What is the Seal of God?

There are varying opinions about what the seal of God is. It sounds like something we need to protect ourselves from evil and show we worship God. In the end, one either receives the mark of the beast or the seal of God, depending on whom we worship.

Many Christians believe this seal is the Holy Spirit. Ephesians 1:13 says we are “sealed with the Holy Spirit of promise”.

On the other hand, this could mean that the Spirit is the agent of our sealing—that we are sealed with or by Him. Ephesians 4:30 seems to verify this when it says: “And do not grieve the Holy Spirit of God, BY WHOM you were sealed for the day of redemption.”

So, if not the Holy Spirit, what might be an alternative idea for what the “seal” is? There is a growing group of Christians, who seem to have an answer, lying right under our noses.

Since we’ve been told that saints are those who keep the commandments of God (see Revelation 14:12 and Prophecy 106), perhaps we can look at these commandments for the desired seal we’re looking for. The fourth commandment, the one that reminds us to worship on the Sabbath, might just be the answer.
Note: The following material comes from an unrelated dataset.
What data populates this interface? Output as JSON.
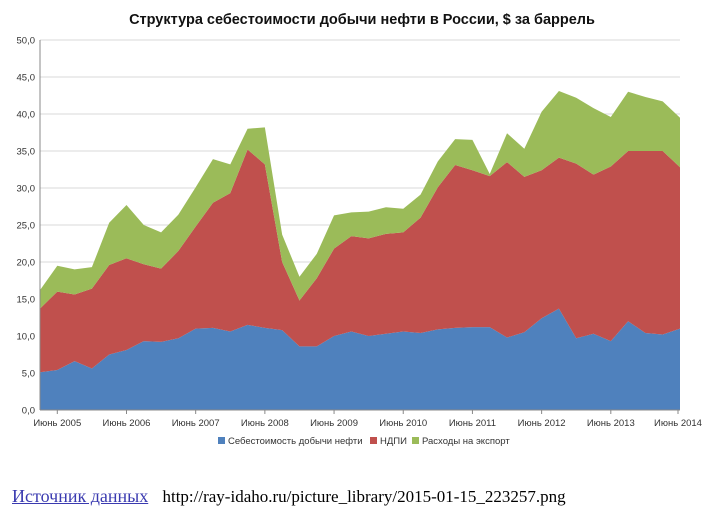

One would expect that the one piece of writing in the scriptures that consisted of commandments written by God Himself would contain a seal: something to declare its unique authorship. Ancient documents of this nature have notoriously contained a seal to protect the integrity of the document by declaring the name, title, and territory of the author.

“Remember the Sabbath day to keep it holy…For in six days the Lord [His name] made [His title: Creator] the heavens and the earth, the sea and all that is in them [His territory], and rested the seventh day…” Exodus 20:8, 11

We find in the three angels’ messages (see Prophecy 104) that the first angel’s message is about worship and uses language similar to the Sabbath commandment, the fourth one. We are told specifically to worship our Creator (Revelation 14:7).

Also, was it just a coincidence that Revelation chapters 2 and 3 talk about seven churches, followed by seven seals, seven trumpets, and seven plagues. This number must have great importance. It is the number mentioned most in biblical prophecy–42 times in Daniel and Revelation alone.

As we know, the book of Revelation is full of symbols, including numbers. The number four has been found to represent a universal truth, something shared everywhere in the universe (Matthew 24:31). And the number seven represents God and His perfection, including the perfect creation of our world.

Read this passage in Revelation 7:1, 2 about the seventh seal, the last one. It mentions four angels, standing at the four corners of the earth, holding the four winds of the earth.

These numbers seem to shout at us to remember the fourth commandment, a universal truth about the seventh day, the Sabbath.

This commandment, above all others, may play a pivotal role in the end of earth’s history that will seal us, making us belong to our Creator God in a special way (Exodus 31:13). God sanctified the Sabbath, a perfect sign that He sanctifies us as well.

How exciting it is when we become one of those who are now, or will in the future, worship on the day God made holy for us at the beginning (Genesis 2:2.3).